The last section of the documentary is quite moving. The Loyalists withdraw their foreign troops and nurses, hoping to convince the Fascists to do the same (this sounds naïve in the extreme). The nurses must leave and are given a heroic sendoff. They're mostly ignored back in the States, as if what they had done was irrelevant. Poland was invaded only a few months after Madrid fell, but back home the volunteers were treated with suspicion, as 'premature anti-Fascists.' We see interviews with them as older women; survivors are honored at reunions.
The docu righteously celebrates the American volunteers and condemns the Fascists, but almost completely sidesteps the role of Communism in the Spanish Civil War. The properly elected Loyalist government was a coalition of left-wing political parties dominated by Communists. The Loyalists received substantial aid only from the Soviet Union. It wasn't nearly enough to counter German and Italian assistance to the Fascist rebels, who could count on American and English loathing of Russian-style Bolshevik revolutions.
Generalissimo Franco's Fascists also had the backing of the Catholic Church, as the Communists didn't conceal their intention of reducing the role of the Church in society.
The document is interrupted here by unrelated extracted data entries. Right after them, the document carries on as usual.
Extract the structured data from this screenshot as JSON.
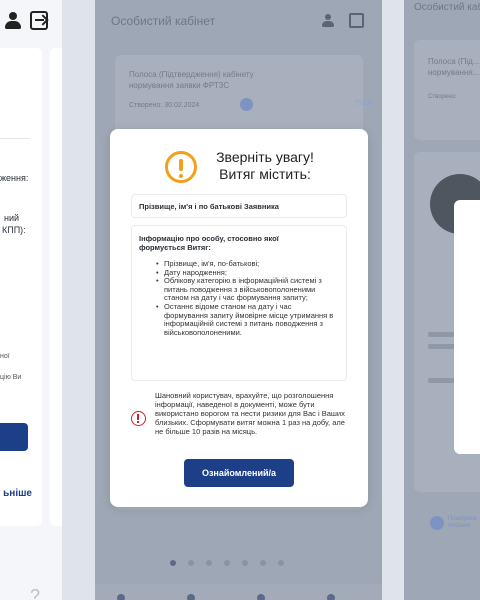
{
  "left_screen": {
    "texts": [
      "ження:",
      "ний",
      "КПП):",
      "ної",
      "цію Ви"
    ],
    "link_label": "ьніше",
    "help_glyph": "?"
  },
  "center_screen": {
    "header_title": "Особистий кабінет",
    "card_title": "Полоса (Підтвердження) кабінету нормування заявки ФРТЗС",
    "card_date": "Створено: 30.02.2024",
    "side_label": "Поши"
  },
  "right_screen": {
    "title": "Особистий кабінет",
    "card_title": "Полоса (Під... нормування...",
    "card_date": "Створено:",
    "footer_text": "Поширене питання"
  },
  "modal": {
    "title_line1": "Зверніть увагу!",
    "title_line2": "Витяг містить:",
    "field1": "Прізвище, ім'я і по батькові Заявника",
    "info_title": "Інформацію про особу, стосовно якої формується Витяг:",
    "info_items": [
      "Прізвище, ім'я, по-батькові;",
      "Дату народження;",
      "Облікову категорію в інформаційній системі з питань поводження з військовополоненими станом на дату і час формування запиту;",
      "Останнє відоме станом на дату і час формування запиту ймовірне місце утримання в інформаційній системі з питань поводження з військовополоненими."
    ],
    "warning_text": "Шановний користувач, врахуйте, що розголошення інформації, наведеної в документі, може бути використано ворогом та нести ризики для Вас і Ваших близьких. Сформувати витяг можна 1 раз на добу, але не більше 10 разів на місяць.",
    "ok_button": "Ознайомлений/а"
  },
  "icons": {
    "user": "user-icon",
    "exit": "exit-icon",
    "warning": "warning-circle-icon",
    "alert": "alert-circle-icon"
  },
  "colors": {
    "accent": "#1d3f87",
    "warning": "#f2a01c",
    "alert": "#c0262c",
    "overlay": "#9ea7b5"
  }
}
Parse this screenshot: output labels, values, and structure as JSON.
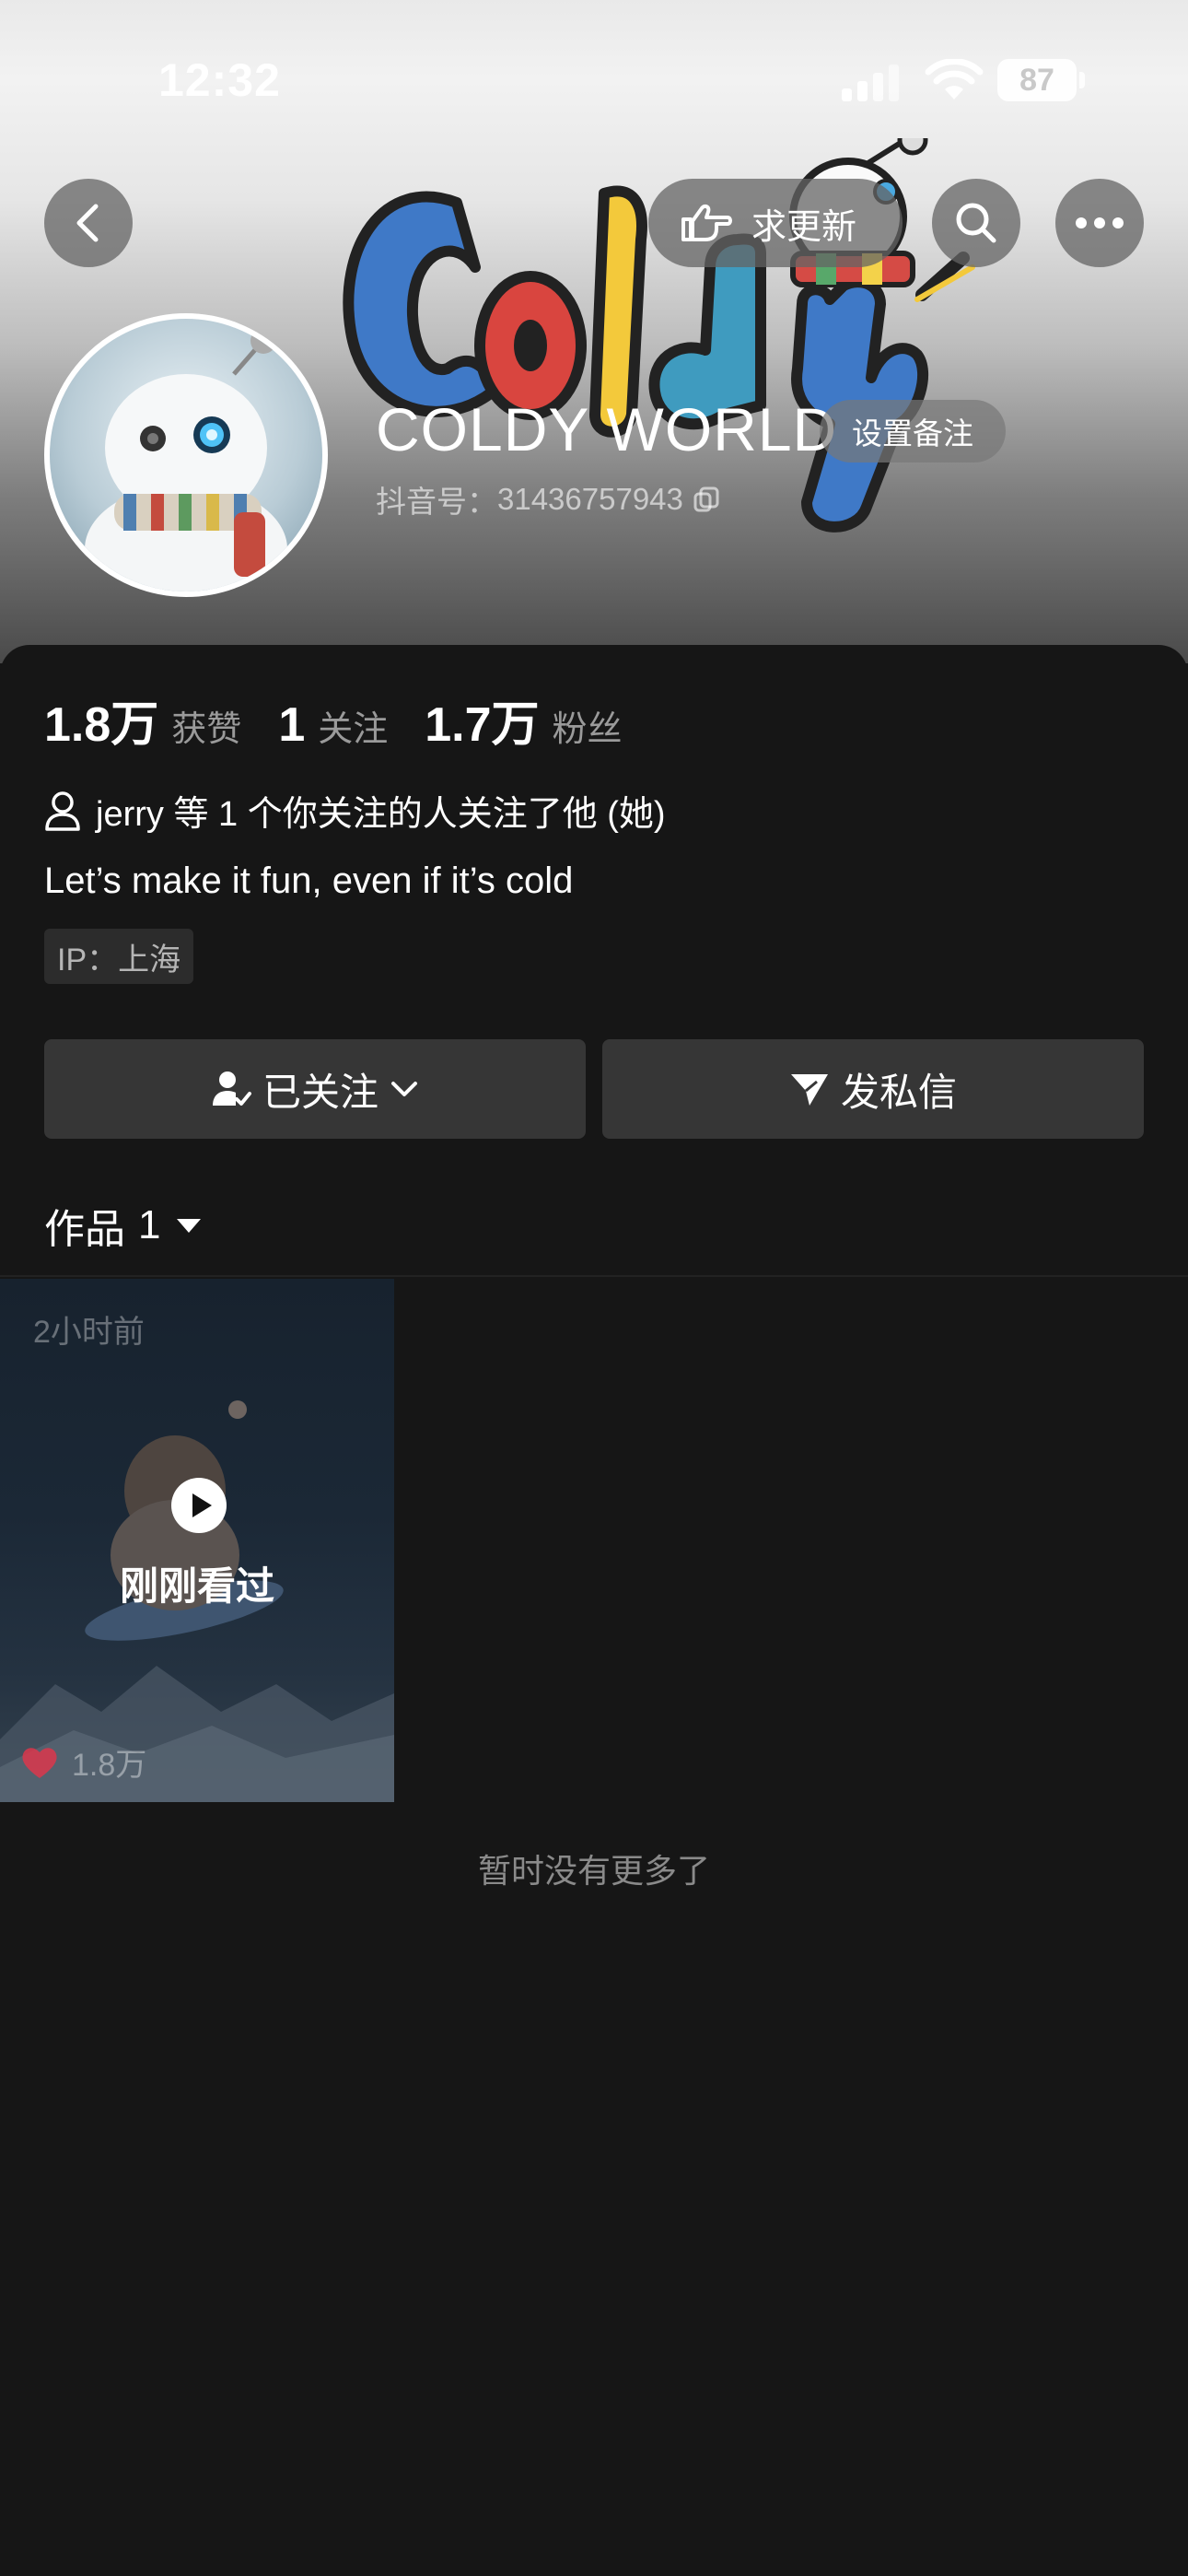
{
  "status_bar": {
    "time": "12:32",
    "battery": "87"
  },
  "header": {
    "update_label": "求更新"
  },
  "profile": {
    "name": "COLDY WORLD",
    "remark_button": "设置备注",
    "douyin_id_label": "抖音号：",
    "douyin_id": "31436757943",
    "logo_text": "Coldy"
  },
  "stats": [
    {
      "value": "1.8万",
      "label": "获赞"
    },
    {
      "value": "1",
      "label": "关注"
    },
    {
      "value": "1.7万",
      "label": "粉丝"
    }
  ],
  "mutual_follow": "jerry 等 1 个你关注的人关注了他 (她)",
  "bio": "Let’s make it fun, even if it’s cold",
  "ip": "IP：上海",
  "actions": {
    "follow_label": "已关注",
    "message_label": "发私信"
  },
  "works_tab": {
    "label": "作品",
    "count": "1"
  },
  "video": {
    "time_ago": "2小时前",
    "overlay": "刚刚看过",
    "likes": "1.8万"
  },
  "footer_text": "暂时没有更多了",
  "colors": {
    "background": "#161616",
    "button_bg": "#363636",
    "like_heart": "#e5344a",
    "logo_blue": "#3f79c7",
    "logo_red": "#d9453f",
    "logo_yellow": "#f3c93b",
    "logo_teal": "#3f9bbf"
  },
  "icons": [
    "back-icon",
    "pointing-hand-icon",
    "search-icon",
    "more-icon",
    "user-icon",
    "followed-user-icon",
    "chevron-down-icon",
    "send-icon",
    "caret-down-icon",
    "play-icon",
    "heart-icon",
    "copy-icon",
    "wifi-icon",
    "signal-icon"
  ]
}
With the Church, the landlords, the Germans and the Italians on the Fascist side, the Loyalists were left with little but their idealism. The will of the people could only fight so long against new terror policies like aerial bombardment. Franco's agents successfully spread the lie that the eradication of the Basque town of Guernica was only a rumor. In America, Loyalist sympathizers made pitiful propaganda, like Walter Wanger's unsuccessful film Blockade, in which a young Henry Fonda wails, "Where is the conscience of the world?" To avoid the "ism" arguments, Blockade didn't even identify the sides in the war. Into the Fire acknowledges its heroic women as dedicated to fighting Fascism, but pulls back from identifying the volunteers as supporters of causes still deemed radical and dangerous. Thus popular history continues to discount the contribution of 20th century social activists.
Into the Fire sticks to the personal memoirs of the volunteers, and remains a stirring reminder of what it means to be committed, to put one's life on the line for what one believes. What we remember most are the faces of the women, never too tired to smile for the snapshots.
First Run Features has a winning show in their DVD of Into the Fire: American Women in the Spanish Civil War. The flat-formatted docu is carefully encoded, and only occasionally do film clips look rough; some of the volunteer interviews are archive material as well and show their age.
A video featurette takes us inside the Archives of activism on the NYU campus in New York. A timeline of the Spanish Civil War is included along with an annotated photo gallery and a biography of director Julia Newman.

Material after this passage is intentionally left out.